Effective genetic counseling in this context requires more than a classical verbal explanation. New supportive tools should be integrated into counseling practice, including disease-specific visual materials to explain inheritance patterns, carrier states such as 2 + 0 silent carriers, and the distinctions between screening and diagnostic tests. These tools may improve understanding of complex genetic concepts that are frequently misinterpreted in AI-generated responses. Genetic counseling should also be recognized as a longitudinal and repetitive process, requiring sufficient time and multiple sessions to allow patients and families to process information, consider options, and make informed decisions. As external information sources become more prevalent, counseling may need to be more detailed and iterative than previously, continuing until patients and families demonstrate sufficient understanding of their genetic risks and choices.
An additional consideration concerns the governance of LLM platforms , particularly those used for training and deployment. For content addressing genetic screening, diagnosis, or treatment, LLM outputs could be regulated at the platform level to include standardized prompts encouraging users to seek clinician input for individualized risk assessment and final interpretation. Incorporating safeguards such as explicit statements directing users to consult healthcare professionals for definitive results may help reduce the risks of misinterpretation.

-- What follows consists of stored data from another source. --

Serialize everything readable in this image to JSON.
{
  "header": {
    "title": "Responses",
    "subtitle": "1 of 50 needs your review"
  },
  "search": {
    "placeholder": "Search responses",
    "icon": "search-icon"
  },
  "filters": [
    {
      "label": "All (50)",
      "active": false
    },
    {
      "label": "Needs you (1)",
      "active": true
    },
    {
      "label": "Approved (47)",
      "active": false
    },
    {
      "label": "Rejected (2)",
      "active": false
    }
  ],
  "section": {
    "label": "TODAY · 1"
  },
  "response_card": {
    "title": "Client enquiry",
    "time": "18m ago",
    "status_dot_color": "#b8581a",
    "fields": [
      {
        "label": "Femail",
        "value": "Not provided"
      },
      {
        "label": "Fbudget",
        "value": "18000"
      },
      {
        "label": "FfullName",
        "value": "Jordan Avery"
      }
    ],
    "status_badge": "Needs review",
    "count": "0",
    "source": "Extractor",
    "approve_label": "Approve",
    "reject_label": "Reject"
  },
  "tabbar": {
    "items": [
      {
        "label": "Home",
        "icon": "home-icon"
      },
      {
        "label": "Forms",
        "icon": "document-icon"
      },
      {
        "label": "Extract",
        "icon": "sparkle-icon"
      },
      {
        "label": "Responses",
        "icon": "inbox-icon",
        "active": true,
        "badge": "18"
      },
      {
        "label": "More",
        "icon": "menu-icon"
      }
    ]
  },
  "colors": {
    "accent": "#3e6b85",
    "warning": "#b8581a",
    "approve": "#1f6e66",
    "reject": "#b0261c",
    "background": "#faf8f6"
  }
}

Several limitations should be considered when interpreting these findings. First, the analysis was based on a limited set of SMA-related FAQs obtained from Google search results at a single time point, which may not capture the full spectrum of information needs encountered in clinical genetics practice. Second, all questions and LLM-generated responses were evaluated in Turkish, and the findings may reflect language-specific characteristics of both the models and the assessment tools, as the LLMs are mostly trained in English. Third, LLM outputs are dynamic and subject to change with model updates, retraining, and prompt sensitivity, which may affect reproducibility over time. Fourth, the evaluation relied on expert-based assessment instruments that, while validated for health information appraisal, were not specifically designed to assess disease-specific genetic accuracy or the adequacy of counseling. Finally, the study focused on static written responses and did not account for interactive dialogue or individualized context, which are essential components of real-world genetic counseling encounters.
CONCLUSION
LLMs can generate generally consistent responses to SMA-related FAQs; however, their performance varies with readability, actionability, and question category. While overall information quality and understandability were similar across models, differences in linguistic accessibility and topic-specific response characteristics show important limitations for direct clinical use. These findings suggest that LLM-generated SMA information may serve as a supplementary educational resource today, but should not replace clinician-led genetic counseling, particularly in contexts requiring individualized risk assessment, interpretation of genetic test results, and shared decision-making.